Margaret Moran, Labour MP, made the headlines after claiming £22k for treating dry rot at her home in Southampton – more than 100 miles from her Luton constituency. Since then our colleague Miles Johnson has been asking questions about a business she runs called Equality Networks. Here is Miles’ latest dispatch:
Margaret Moran, the Labour MP for Luton South forced to stand down over her parliamentary expenses claims, warned Jacqui Smith, then Home Secretary, against a Muslim organisation in her constituency which was competing for funding with her own non-profit company.
Documents seen by the Financial Times show that in July 2007 Ms Moran sent a letter to Jacqui Smith “to raise concerns” over a Luton-based community organisation was receiving public funding and had applied for “Preventing Violent Extremism” funding from the Department of Communities and Local Government.
Funding applications and letters show that at the same time Equality Networks, a non-profit organisation partially run and staffed from Ms Moran’s constituency office, had made a £25,000 application for the same funding. Neither group received funding that year.
In the letter to Ms Smith – copied to Hazel Blears, who at that time headed the DCLG, Kevin Compton, the chief executive of Luton Council which distributes the funding in Luton, and a divisional commander of Bedfordshire Police – Ms Moran alleged that the group were closely linked to “the Saudi funded Wahabi mosque in Luton” and were creating “Muslim zealots”.
At no point in the letter to the Home Secretary does Moran mention Equality Networks or that the company, which her fiancé is one of two directors, was competing alongside other organisations with the Ethnic Minority Training Project for the funding.

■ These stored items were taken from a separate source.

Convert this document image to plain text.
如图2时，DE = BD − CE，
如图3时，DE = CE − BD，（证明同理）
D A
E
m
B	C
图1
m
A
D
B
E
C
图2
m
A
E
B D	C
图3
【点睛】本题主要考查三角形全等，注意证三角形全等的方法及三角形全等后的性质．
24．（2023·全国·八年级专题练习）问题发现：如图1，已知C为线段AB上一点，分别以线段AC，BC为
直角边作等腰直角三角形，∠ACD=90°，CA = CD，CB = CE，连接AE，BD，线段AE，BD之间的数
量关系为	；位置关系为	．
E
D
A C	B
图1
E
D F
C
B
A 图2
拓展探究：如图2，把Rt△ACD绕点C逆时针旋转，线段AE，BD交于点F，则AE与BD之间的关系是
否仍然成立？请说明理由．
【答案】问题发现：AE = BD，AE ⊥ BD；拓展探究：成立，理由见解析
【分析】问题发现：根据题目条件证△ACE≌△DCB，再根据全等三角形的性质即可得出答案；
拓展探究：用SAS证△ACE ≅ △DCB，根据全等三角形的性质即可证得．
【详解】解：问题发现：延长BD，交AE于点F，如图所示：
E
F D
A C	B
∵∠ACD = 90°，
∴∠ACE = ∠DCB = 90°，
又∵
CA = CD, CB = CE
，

In the letter sent to the Home Secretary Ms Moran wrote: “…this group are not only, I’m told, receiving Home Office funding, but have also as I understand it, applied for the DCLG ‘Extremism and Pathfinder funding! I would appreciate confidentiality in this, but a thorough investigation is urgently required”.
Luton Council told the FT that that EQN and the community organisation, called the Ethnic Minority Training Project, were in direct competition with each other and the organisations who applied for funds during the application process but that neither received funding that year.
“They were all applying for PVE pathfinder funding so yes they were all in direct competition with each other,” a council spokeswoman said.
“All of the 15 organisations applied for the same pot of money – PVE pathfinder funding – however the Council and its key partners agreed a set of five broad key project themes which were specifically appropriate to Luton’s approach. Applicants were asked to specify under which theme the application has been made”.
When Equality Networks heard that its funding application had been rejected, Ms Moran wrote to the Luton council on August 17, 2007 on commons headed note paper “to express my concern and amazement”, and to ask why EQN was declined funds and which groups received funding in its place.